Starting with an examination of the records of more than 500,000 Kaiser Permanente patients in the state of Colorado, Palen and his team whittled the research down to 44,000 My Health Manager users and 44,000 non-users. Along with finding out that users of the portal, and its accompanying services such as lab results and secure messaging, were more likely to visit a physician, the researchers also saw an increase in utilization to after-hour clinic visits, emergency department visits, and even hospitalizations. Furthermore,My Health Manager users who had asthma or diabetes also had increased rates of office visits, 15 percent and 13 percent respectively, the researchers found.
“This may be a good news story in the sense that does this really point to a measure of patient engagement in their healthcare,” Palen suggests. “In that year following the time they signed up, they’re more engaged in their healthcare, identifying the issues they need to take care of, and maybe down the road they’re need for the use of these services may decrease. We don’t know though.”
Not only was it surprising to Palen and his team that this was consistent across varying clinical services, but they were also shocked that their findings were true across all ages and genders. According to Palen, the people you wouldn’t expect to be tech-savvy, the 50 and older crowd were using the portal just as much as the younger crowd.
Working as a practitioner, Palen said he saw this kind of engagement firsthand. “I was working in an after-hours clinic a few weeks ago and a patient came in. I did some blood tests, and some other testing. I looked them up on my computer, and was going back to give them these test results in the exam room, and when I went back in, the patient was already looking up the results on the iPhone,” explains Palen.
“What it does is change the dynamic of the conversation. Instead of spending time explaining the results, it’s more of a partnership, we can talk about a treatment plan,” he adds.
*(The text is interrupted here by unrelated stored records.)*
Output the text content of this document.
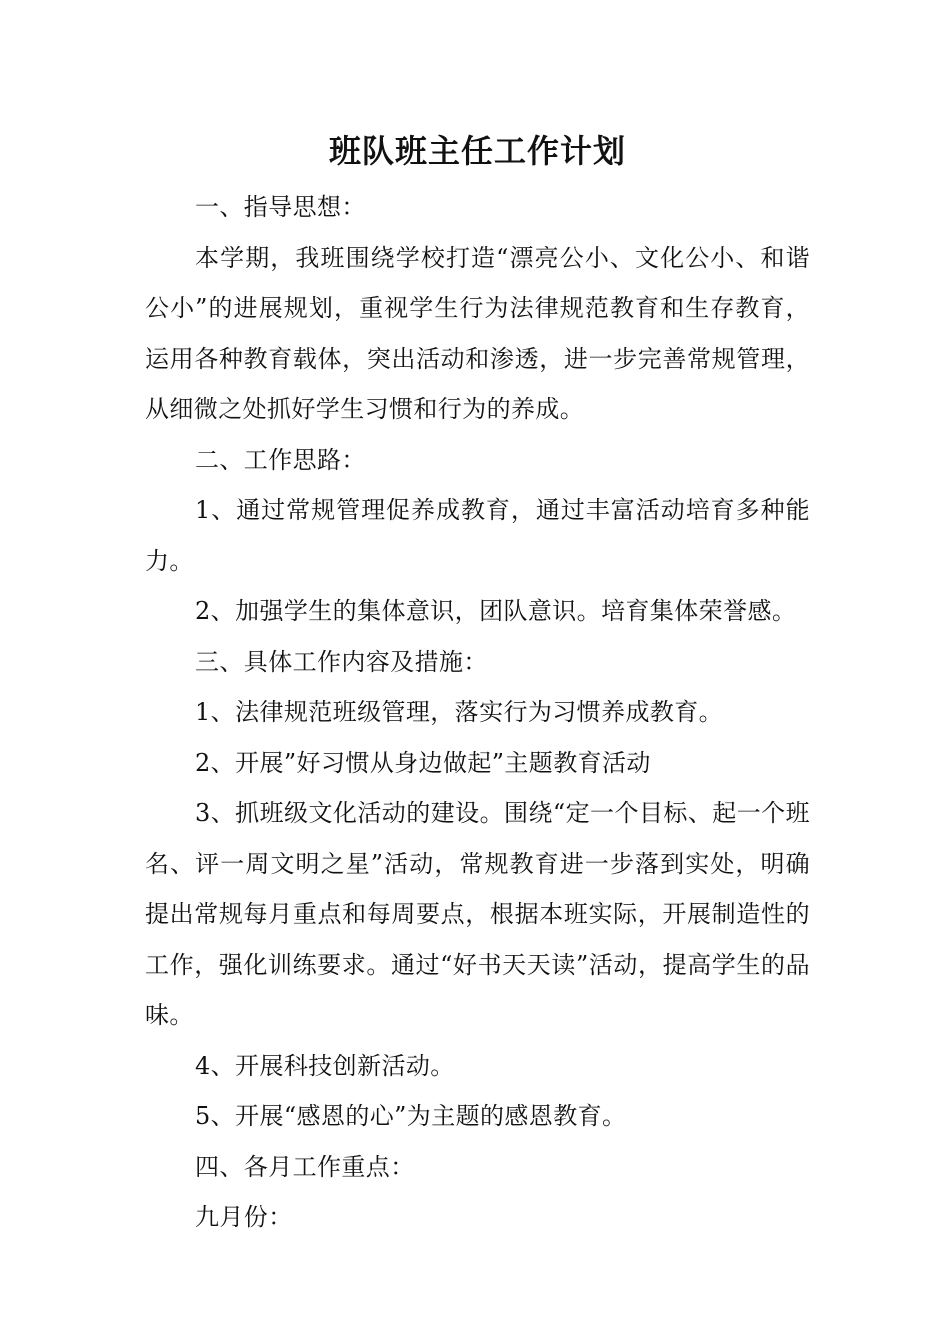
班队班主任工作计划

一、指导思想：

本学期，我班围绕学校打造“漂亮公小、文化公小、和谐公小”的进展规划，重视学生行为法律规范教育和生存教育，运用各种教育载体，突出活动和渗透，进一步完善常规管理，从细微之处抓好学生习惯和行为的养成。

二、工作思路：

1、通过常规管理促养成教育，通过丰富活动培育多种能力。

2、加强学生的集体意识，团队意识。培育集体荣誉感。

三、具体工作内容及措施：

1、法律规范班级管理，落实行为习惯养成教育。

2、开展”好习惯从身边做起”主题教育活动

3、抓班级文化活动的建设。围绕“定一个目标、起一个班名、评一周文明之星”活动，常规教育进一步落到实处，明确提出常规每月重点和每周要点，根据本班实际，开展制造性的工作，强化训练要求。通过“好书天天读”活动，提高学生的品味。

4、开展科技创新活动。

5、开展“感恩的心”为主题的感恩教育。

四、各月工作重点：

九月份：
There are a lot of unanswered questions in Palen’s view, some of which can be explored through further research. For one, he says he and his colleagues want to find out if this truly is a measurement of patient engagement. If it is, he wonders, what effect does it have on their health status down the road? Another area that could use added investigation is figuring out what kinds of services through a patient portal are patients accessing and using. Then, he says, he’d like to use that information to figure out what that means what for their health outcomes and the demands on the healthcare delivery system.
Palen also would like to explore how medical training prepares clinicians for dealing with patient care in a virtual system, such as emailing through portals, telemedicine, and remote monitoring. He suggested that one of the possible reasons for the uptick of office visits in this study is that providers are still figuring out how to handle virtual healthcare.
“It might just be easier for them to say, ‘come on in’ to a patient,” Palen says. “Physicians haven’t been trained in this area, and we may need new training tools to be able to do patient care in a virtual environment.”